3. Planning & Goals:

Goals for a patient with HIVIAIDS may include:

  • Achievement and maintenance of skin integrity,
  • Resumption of usual bowel pattern,
  • Absence of infection,
  • Improve activity intolerance,
  • Improve thought processes,
  • Improve airway clearance,
  • Increase comfort,
  • Improve nutritional status,
  • Increase socialization,
  • Absence of complications,
  • Prevent/minimize development of new infections,
  • Maintain homeostasis,
  • Promote comfort,
  • Support psychosocial adjustment,
  • Provide information about disease process/prognosis and treatment needs.

4. Nursing Interventions:

The plan of care for a patient with AIDS is individualized to meet the needs of the patient.

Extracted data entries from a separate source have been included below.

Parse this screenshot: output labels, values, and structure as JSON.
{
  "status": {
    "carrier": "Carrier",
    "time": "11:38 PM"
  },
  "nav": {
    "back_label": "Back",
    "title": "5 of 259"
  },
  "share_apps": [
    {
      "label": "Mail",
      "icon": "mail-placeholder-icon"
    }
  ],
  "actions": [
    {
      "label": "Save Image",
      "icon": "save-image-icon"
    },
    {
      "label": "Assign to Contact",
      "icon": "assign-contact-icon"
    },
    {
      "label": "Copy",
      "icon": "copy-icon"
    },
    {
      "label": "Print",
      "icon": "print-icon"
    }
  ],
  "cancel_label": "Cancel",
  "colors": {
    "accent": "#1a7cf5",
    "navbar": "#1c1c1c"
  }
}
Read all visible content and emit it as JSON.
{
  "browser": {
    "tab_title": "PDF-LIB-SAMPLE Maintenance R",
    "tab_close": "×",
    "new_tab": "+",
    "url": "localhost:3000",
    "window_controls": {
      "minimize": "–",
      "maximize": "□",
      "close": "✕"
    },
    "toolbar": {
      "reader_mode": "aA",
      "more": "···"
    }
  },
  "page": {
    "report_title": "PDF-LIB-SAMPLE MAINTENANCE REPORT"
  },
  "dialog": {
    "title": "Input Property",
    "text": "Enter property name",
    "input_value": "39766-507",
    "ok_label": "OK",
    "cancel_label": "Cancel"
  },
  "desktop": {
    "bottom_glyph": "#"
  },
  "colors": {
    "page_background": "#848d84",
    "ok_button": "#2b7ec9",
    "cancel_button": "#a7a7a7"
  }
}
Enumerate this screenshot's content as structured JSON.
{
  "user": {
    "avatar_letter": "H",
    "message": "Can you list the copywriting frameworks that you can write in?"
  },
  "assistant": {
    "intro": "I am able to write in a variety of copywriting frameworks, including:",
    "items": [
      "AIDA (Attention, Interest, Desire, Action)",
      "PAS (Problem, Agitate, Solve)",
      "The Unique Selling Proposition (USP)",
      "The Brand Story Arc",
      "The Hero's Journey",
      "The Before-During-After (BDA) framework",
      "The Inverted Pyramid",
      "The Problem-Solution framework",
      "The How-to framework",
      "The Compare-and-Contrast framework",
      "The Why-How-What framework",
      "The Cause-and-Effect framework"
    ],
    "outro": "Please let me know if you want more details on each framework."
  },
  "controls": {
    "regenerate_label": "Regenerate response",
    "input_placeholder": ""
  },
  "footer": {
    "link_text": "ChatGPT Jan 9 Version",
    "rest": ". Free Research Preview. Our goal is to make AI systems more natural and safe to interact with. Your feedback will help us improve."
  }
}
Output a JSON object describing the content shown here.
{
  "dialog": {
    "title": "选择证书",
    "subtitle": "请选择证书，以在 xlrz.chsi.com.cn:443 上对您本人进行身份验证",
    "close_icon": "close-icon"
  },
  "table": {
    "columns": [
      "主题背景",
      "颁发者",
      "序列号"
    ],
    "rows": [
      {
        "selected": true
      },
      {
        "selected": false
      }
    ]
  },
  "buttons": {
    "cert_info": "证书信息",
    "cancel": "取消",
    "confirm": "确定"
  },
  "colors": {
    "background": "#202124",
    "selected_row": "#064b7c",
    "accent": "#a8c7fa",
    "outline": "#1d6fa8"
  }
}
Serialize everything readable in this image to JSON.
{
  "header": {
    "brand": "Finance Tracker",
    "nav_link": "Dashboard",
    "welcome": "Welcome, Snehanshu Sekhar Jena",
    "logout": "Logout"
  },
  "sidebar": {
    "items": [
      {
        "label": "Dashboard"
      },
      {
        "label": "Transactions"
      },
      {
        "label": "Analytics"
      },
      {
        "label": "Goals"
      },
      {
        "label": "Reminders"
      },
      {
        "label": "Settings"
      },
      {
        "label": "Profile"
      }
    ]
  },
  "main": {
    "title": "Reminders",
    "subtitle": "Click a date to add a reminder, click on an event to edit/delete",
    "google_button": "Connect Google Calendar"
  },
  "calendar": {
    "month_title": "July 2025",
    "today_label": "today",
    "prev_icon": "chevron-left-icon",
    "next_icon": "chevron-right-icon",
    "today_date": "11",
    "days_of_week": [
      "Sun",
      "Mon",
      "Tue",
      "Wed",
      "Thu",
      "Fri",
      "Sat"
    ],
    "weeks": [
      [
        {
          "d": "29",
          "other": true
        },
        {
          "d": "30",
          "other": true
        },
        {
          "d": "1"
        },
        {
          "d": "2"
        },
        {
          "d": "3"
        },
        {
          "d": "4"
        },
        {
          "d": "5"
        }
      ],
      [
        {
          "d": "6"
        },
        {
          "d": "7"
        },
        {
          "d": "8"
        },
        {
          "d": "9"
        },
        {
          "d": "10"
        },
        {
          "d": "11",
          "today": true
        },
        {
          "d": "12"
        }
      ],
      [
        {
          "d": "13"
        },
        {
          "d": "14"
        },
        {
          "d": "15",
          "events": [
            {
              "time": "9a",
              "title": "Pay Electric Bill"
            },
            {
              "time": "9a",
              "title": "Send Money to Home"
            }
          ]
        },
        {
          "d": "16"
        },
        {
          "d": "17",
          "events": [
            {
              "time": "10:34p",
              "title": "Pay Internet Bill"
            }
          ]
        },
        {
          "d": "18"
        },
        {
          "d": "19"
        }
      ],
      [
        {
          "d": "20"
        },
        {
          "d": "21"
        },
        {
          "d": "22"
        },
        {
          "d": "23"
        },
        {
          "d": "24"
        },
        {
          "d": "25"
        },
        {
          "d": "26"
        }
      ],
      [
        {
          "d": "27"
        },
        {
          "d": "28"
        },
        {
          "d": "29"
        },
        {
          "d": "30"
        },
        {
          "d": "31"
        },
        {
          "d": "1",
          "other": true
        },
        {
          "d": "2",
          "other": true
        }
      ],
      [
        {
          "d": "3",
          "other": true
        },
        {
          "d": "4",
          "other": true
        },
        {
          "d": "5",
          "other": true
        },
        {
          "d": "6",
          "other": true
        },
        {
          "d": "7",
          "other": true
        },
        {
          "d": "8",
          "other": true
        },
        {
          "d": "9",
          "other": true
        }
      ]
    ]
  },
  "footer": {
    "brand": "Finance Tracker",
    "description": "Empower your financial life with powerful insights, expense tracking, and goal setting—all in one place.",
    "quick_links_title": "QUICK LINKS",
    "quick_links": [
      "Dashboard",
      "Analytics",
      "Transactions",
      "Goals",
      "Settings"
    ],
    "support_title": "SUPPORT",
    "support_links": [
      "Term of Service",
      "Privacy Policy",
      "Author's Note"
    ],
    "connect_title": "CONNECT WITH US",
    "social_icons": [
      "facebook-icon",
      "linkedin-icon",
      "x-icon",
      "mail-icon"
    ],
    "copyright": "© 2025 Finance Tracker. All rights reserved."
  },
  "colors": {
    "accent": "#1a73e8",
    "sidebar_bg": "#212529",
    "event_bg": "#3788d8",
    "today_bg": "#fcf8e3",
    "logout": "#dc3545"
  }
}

  • Promote skin integrity: Patients are encouraged to avoid scratching; to use nonabrasive, nondrying soaps and apply non perfumed moisturizers; to perform regular oral care, and to clean the perianal area after each bowel movement with nonabrasive soap and water.
  • Promote usual bowel patterns: The nurse should monitor for frequency and consistency of stools and the patient’s reports of abdominal pain or cramping.
  • Prevent infection: The patient and the caregivers should monitor for signs of infection and laboratory test results that indicate infection.
  • Improve activity intolerance: Assist the patient in planning daily routines that maintain a balance between activity and rest.
  • Maintain thought processes: Family and support network members are instructed to speak to the patient in simple, clear language and give the patient sufficient time to respond to questions.
  • Improve airway clearance: Coughing, deep breathing, postural drainage, percussion and vibration is provided for as often as every 2 hours to prevent stasis of secretions and to promote airway clearance.
  • Relieve pain and discomfort: Use of soft cushions and foam pads may increase comfort as well as administration of NSAIDS and opioids.
  • Improve nutritional status: The patient is encouraged to eat foods that are easy to swallow and to avoid rough, spicy, and sticky food items.

5. Evaluation:

Expected patient outcomes may include:

  • Achieved and maintained of skin integrity,
  • Resumption of usual bowel pattern,
  • Absence of infection,
  • Improved activity intolerance,
  • Improved thought processes,
  • Improved airway clearance,
  • Increased comfort,
  • Improved nutritional status,
  • Increased socialization,
  • Absence of complications.

6. Discharge an d Home Care Guidelines:

Before discharge, the nurse should educate the patient and the family about precautions and the transmission of HIV/AIDS.

  • Patients and their families or caregivers should receive instructions about how to prevent disease transmission, including hand-washing techniques and methods for safely handling and disposing of items soiled with body fluids.
  • Patients are advised to avoid exposure to others who are sick or who have been recently vaccinated.
  • Medication administration. Caregivers in the home are taught how to administer medications, including IV preparations.
  • The patient’s adherence to the therapeutic regimen is assessed and strategies are suggested to assist with adherence.
  • Infection prevented/resolved.
  • Complications prevented/minimized.
  • Pain/discomfort alleviated or controlled.
  • Patient dealing with current situation realistically.
  • Diagnosis, prognosis, and therapeutic regimen understood.
  • Plan in place to meet needs after discharge.